3. An exhaust gas recirculation system as set forth in claim 2 wherein said exhaust gas recirculation valve includes a valve port and vacuum-sensitive valve body means controlling said port, a vacuum chamber directly connected to said passage and a constant-pressure chamber positioned between said valve port and said exhaust manifold; and

a pressure-sensitive vacuum-regulating valve having an atmospheric pressure chamber connected to said passage between said temperature-responsive valve and said vacuum chamber, a control chamber connected to said constant-pressure chamber, said latter valve being biased open for admitting atmospheric pressure to said passage and being closed against bias by pressure developing in said constant pressure chamber.

4. An exhaust gas recirculation system as set forth in claim 2, wherein said temperature-responsive valve includes a bi-metal disc and an O-ring cooperative therewith, said bi-metal disc being adapted to open said passage at a predetermined temperature and to close said passage at temperatures below said predetermined temperature.

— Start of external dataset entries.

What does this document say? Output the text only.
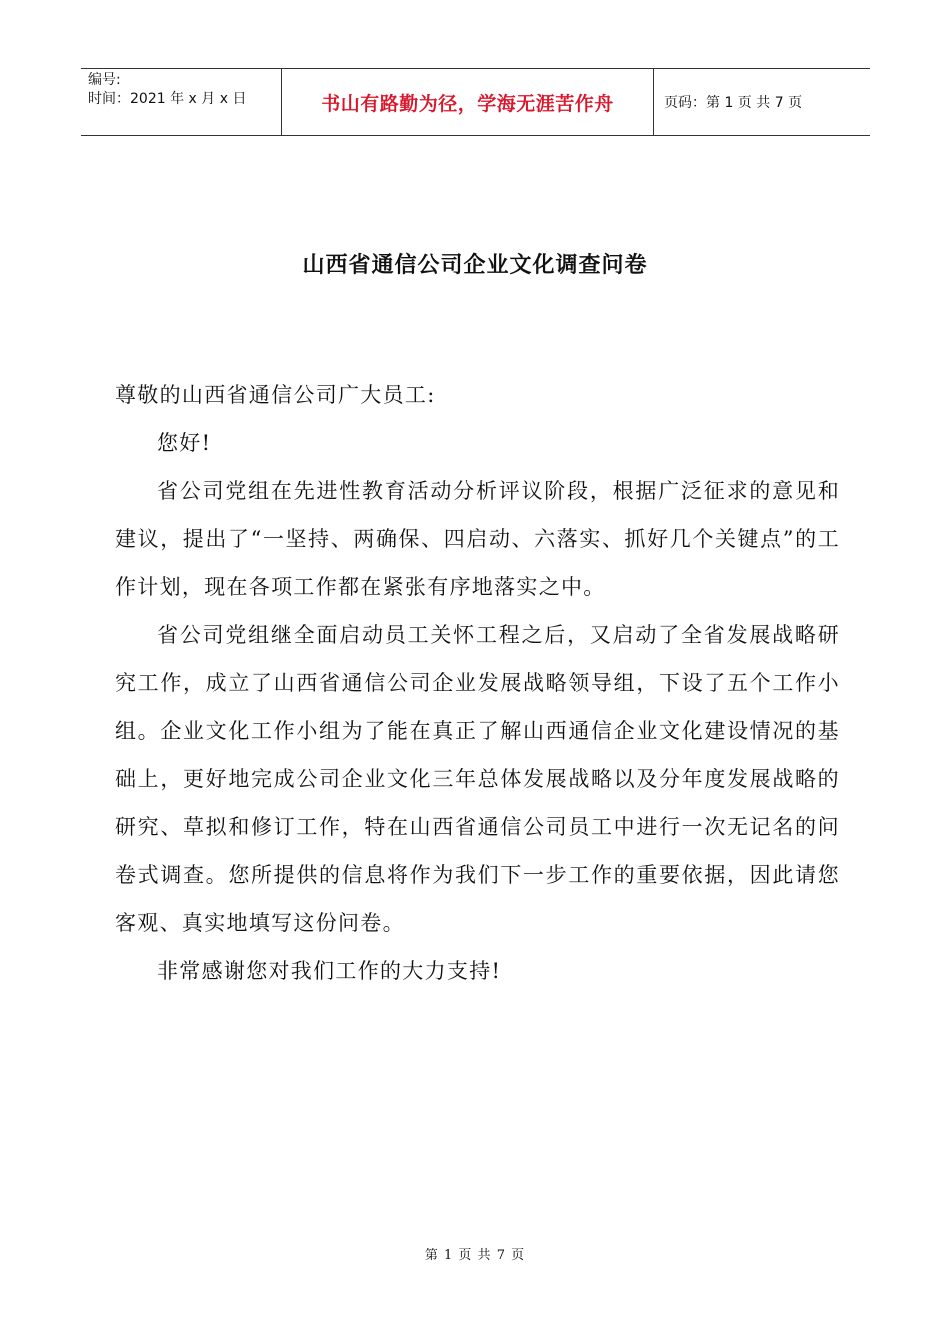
编号:
时间：2021 年 x 月 x 日	书山有路勤为径，学海无涯苦作舟	页码：第 1 页 共 7 页
山西省通信公司企业文化调查问卷

尊敬的山西省通信公司广大员工:

您好!

省公司党组在先进性教育活动分析评议阶段，根据广泛征求的意见和建议，提出了“一坚持、两确保、四启动、六落实、抓好几个关键点”的工作计划，现在各项工作都在紧张有序地落实之中。

省公司党组继全面启动员工关怀工程之后，又启动了全省发展战略研究工作，成立了山西省通信公司企业发展战略领导组，下设了五个工作小组。企业文化工作小组为了能在真正了解山西通信企业文化建设情况的基础上，更好地完成公司企业文化三年总体发展战略以及分年度发展战略的研究、草拟和修订工作，特在山西省通信公司员工中进行一次无记名的问卷式调查。您所提供的信息将作为我们下一步工作的重要依据，因此请您客观、真实地填写这份问卷。

非常感谢您对我们工作的大力支持!

第 1 页 共 7 页
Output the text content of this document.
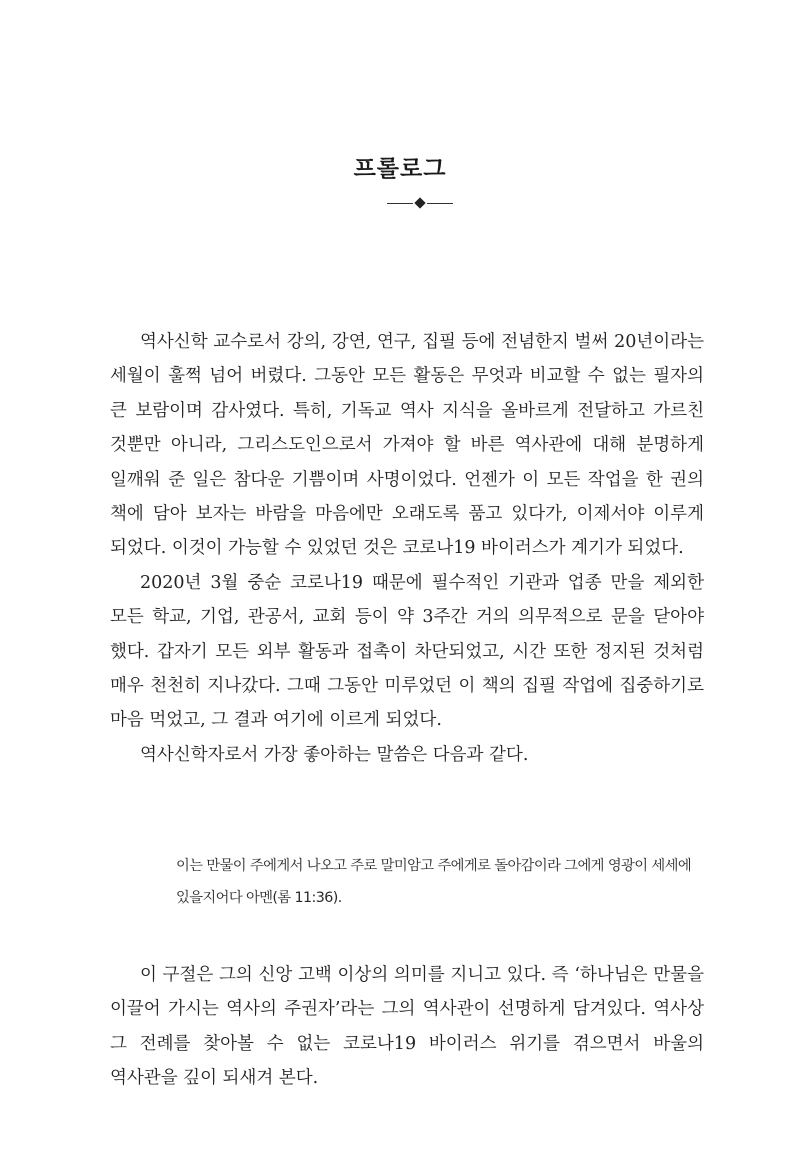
프롤로그

역사신학 교수로서 강의, 강연, 연구, 집필 등에 전념한지 벌써 20년이라는 세월이 훌쩍 넘어 버렸다. 그동안 모든 활동은 무엇과 비교할 수 없는 필자의 큰 보람이며 감사였다. 특히, 기독교 역사 지식을 올바르게 전달하고 가르친 것뿐만 아니라, 그리스도인으로서 가져야 할 바른 역사관에 대해 분명하게 일깨워 준 일은 참다운 기쁨이며 사명이었다. 언젠가 이 모든 작업을 한 권의 책에 담아 보자는 바람을 마음에만 오래도록 품고 있다가, 이제서야 이루게 되었다. 이것이 가능할 수 있었던 것은 코로나19 바이러스가 계기가 되었다.

2020년 3월 중순 코로나19 때문에 필수적인 기관과 업종 만을 제외한 모든 학교, 기업, 관공서, 교회 등이 약 3주간 거의 의무적으로 문을 닫아야 했다. 갑자기 모든 외부 활동과 접촉이 차단되었고, 시간 또한 정지된 것처럼 매우 천천히 지나갔다. 그때 그동안 미루었던 이 책의 집필 작업에 집중하기로 마음 먹었고, 그 결과 여기에 이르게 되었다.

역사신학자로서 가장 좋아하는 말씀은 다음과 같다.

이는 만물이 주에게서 나오고 주로 말미암고 주에게로 돌아감이라 그에게 영광이 세세에 있을지어다 아멘(롬 11:36).

이 구절은 그의 신앙 고백 이상의 의미를 지니고 있다. 즉 ‘하나님은 만물을 이끌어 가시는 역사의 주권자’라는 그의 역사관이 선명하게 담겨있다. 역사상 그 전례를 찾아볼 수 없는 코로나19 바이러스 위기를 겪으면서 바울의 역사관을 깊이 되새겨 본다.
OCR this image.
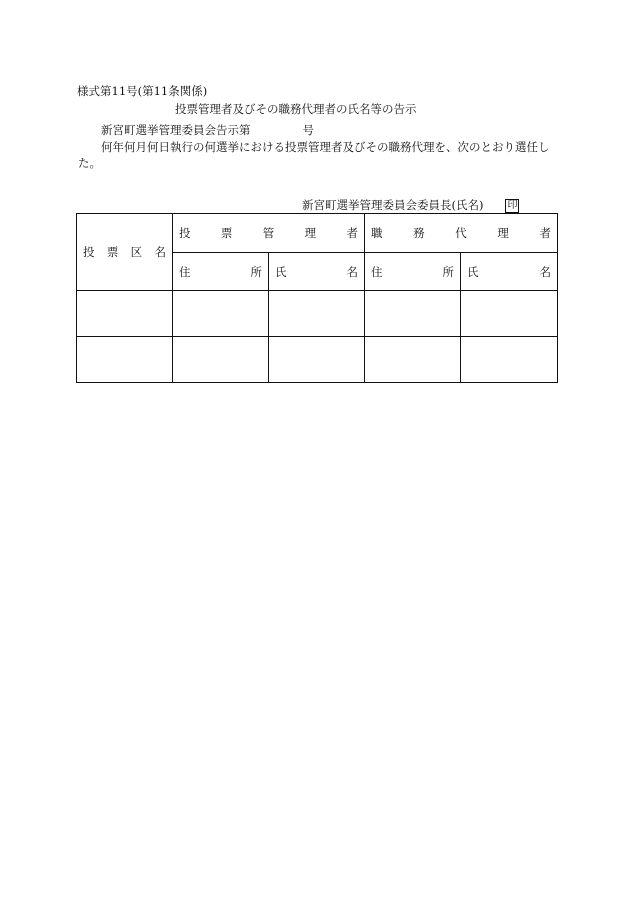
様式第11号(第11条関係)
投票管理者及びその職務代理者の氏名等の告示
新宮町選挙管理委員会告示第	号
何年何月何日執行の何選挙における投票管理者及びその職務代理を、次のとおり選任した。
新宮町選挙管理委員会委員長(氏名) 印
投 票 区 名	投 票 管 理 者		職 務 代 理 者	

	住 所	氏 名	住 所	氏 名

5. An exhaust gas recirculation system as set forth in claim 2, wherein said temperature-responsive valve includes first and second bi-metal discs and two O-rings individually cooperative therewith, successively positioned for opening and closing said passage, said first bi-metal disc being responsive to one temperature range and said second bi-metal disc being responsive to another higher temperature range, and orifice means interconnecting portions of said passage upstream and downstream of said second bi-metal disc for by-passing the second disc when the temperature of said riser portion is below said higher temperature range.